El Dicho, que dice verdad.

¿Es que no os dais cuenta? ¡Se refieren a que aunque su amo hubiese muerto, Hachiko nunca perdió la esperanza de encontrarlo! Siempre se quisieron, aunque estuviesen separados, siempre hubo una conexión entre ellos. Hachiko, un perro, tuvo por mejor amigo, a un hombre.

-¡Exacto! Pero aún seguimos sin saber cómo entrar…

-Creo… Creo que tengo algo… Sí…-dijo Balto.

-¿Qué tienes?

-¿Recuerdas, Yogui, lo que ponía mi collar? “Balto: : Resistencia- Fidelidad- Inteligencia. Perteneciente a Boby Kamarát”. Pues aquí, en el folleto, pone que…

-Un momento, un momento… ¿Sabes leer humano?-dijimos Lazzie y yo.

-¡Pues claro!-dijo Crinés.

-¡Por supuesto! ¿Cómo queríais si no que Crinés y yo nos enterásemos de todo lo que os hemos contado? En el cielo, se aprende mucho, niños. Como dije un antiguo proverbio japonés: “Hay cosas que se aprenden hasta muerto”.

-Vaya…-ambos nos quedamos patidifusos.

-Bueno, lo que quiero decir, aquí pone también algo parecido a lo que ponía mi collar: “Hachiko: Amor- Lealtad-Valor”. Y, si os fijáis, en la base de la estatua. Hay una especie de imágenes que juegan el papel de jeroglíficos. Son un corazón, un león, un perro, una aguja, una mariposa, una paloma, y una nube. ¿Qué creéis que pueden significar?

-¡Claro! Hay que apretar los dibujos, en el orden correcto. Pero alguno, sin duda sobra. Creo que… Amor, se describe con un corazón.

-Bien-dijo Balto, y lo apretó.

-Lealtad, con un perro, nosotros somos muy leales, aunque también somos muy valientes… Pero sin duda, el papel de Valor, se le asigna… ¡Al león!-Lazzie parecía haber resuelto el misterio en menos de un minuto.

Balto apretó el último dibujo, e intentó levantar la tapa.

-¡Ahhh! ¡No se puede! Creo que mi idea no iba bien encaminada.

-Yo creo que sí-dije-En las películas humanas de aventuras, muchas veces, se dan vueltas a ruletas, o esculturas, para abrir una entrada, y ya que son, tres dibujos, podremos darle tres vueltas.

Así que todos nos dispusimos a girar la estatua de Hachiko, con toda nuestra fuerza.

-Y ahora… ¡Hay que levantarla! Una, dos y…

-¡Bravo!-gritó Crinés-¡Lo hemos conseguido! ¡Hemos abierto la entrada!

-Sí,-dijo Balto-Pero hemos pegado un buen golpe al levantar la estatua, y las luces de los edificios se están encendiendo. Hay gente asomándose por las ventanas, y gente saliendo de sus portales. ¡No tardarán incluso en venir guardias!

Efectivamente, la gente se había despertado con todo el alboroto.

-¡Rápido! ¡No hay tiempo que perder! ¡Entrad!-gritó Crinés.

-¿Tú no vienes, Crinés?

-¡No! Yo tengo que encontrar a mi Jinete, y no creo que El Señor de los Huesos, se dedique a resolver problemas de caballos, precisamente.

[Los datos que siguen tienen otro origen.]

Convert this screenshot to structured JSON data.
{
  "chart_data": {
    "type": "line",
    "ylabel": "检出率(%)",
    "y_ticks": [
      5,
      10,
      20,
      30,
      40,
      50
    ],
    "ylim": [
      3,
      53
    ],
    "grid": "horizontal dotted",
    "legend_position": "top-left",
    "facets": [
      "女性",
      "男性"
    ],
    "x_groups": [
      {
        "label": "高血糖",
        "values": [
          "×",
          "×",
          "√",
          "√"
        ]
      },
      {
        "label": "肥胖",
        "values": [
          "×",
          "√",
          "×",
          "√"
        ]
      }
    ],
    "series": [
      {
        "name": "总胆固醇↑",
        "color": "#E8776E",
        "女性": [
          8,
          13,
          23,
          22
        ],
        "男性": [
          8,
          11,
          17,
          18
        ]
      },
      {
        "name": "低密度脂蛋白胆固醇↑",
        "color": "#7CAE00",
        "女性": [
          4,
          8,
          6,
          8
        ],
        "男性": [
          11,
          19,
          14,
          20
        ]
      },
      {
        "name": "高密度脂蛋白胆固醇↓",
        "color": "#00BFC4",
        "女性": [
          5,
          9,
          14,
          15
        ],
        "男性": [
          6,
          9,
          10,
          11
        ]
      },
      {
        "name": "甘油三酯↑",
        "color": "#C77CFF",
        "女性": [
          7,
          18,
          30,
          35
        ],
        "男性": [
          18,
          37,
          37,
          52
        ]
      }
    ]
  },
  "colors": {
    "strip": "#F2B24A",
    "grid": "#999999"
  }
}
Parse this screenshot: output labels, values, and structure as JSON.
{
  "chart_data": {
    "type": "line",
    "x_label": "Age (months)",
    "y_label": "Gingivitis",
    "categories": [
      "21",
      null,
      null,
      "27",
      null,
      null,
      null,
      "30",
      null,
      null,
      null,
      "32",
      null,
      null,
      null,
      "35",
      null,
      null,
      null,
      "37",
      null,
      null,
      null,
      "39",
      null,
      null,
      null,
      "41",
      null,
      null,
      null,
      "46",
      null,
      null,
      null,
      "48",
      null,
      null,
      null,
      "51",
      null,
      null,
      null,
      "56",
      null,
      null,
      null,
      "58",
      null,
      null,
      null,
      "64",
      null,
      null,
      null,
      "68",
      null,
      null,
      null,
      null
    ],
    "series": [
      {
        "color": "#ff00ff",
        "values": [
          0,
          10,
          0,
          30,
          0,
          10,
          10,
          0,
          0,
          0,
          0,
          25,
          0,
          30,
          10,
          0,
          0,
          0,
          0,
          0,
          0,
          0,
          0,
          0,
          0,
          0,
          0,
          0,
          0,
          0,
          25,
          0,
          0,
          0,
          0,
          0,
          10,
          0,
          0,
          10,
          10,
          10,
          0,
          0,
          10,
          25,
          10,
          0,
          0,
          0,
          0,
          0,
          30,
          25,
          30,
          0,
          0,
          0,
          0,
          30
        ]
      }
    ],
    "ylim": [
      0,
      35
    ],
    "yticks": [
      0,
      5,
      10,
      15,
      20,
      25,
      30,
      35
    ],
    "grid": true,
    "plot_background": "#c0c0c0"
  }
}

-¡Espero que lo consigas!-gritamos.

Crinés Rinés de Inés se alejó, y nosotros lo perdimos de vista.

Pero, con las prisas, se nos olvidó de volver a tapar la entrada a la gruta.

Los tres, nos adentramos en la misteriosa gruta oscura, con la esperanza de encontrar a El Señor de los Huesos.

CONTINUARÁ…

Y así van las cosas… pronto habrá otros capítulos y quizás nuevas aventuras.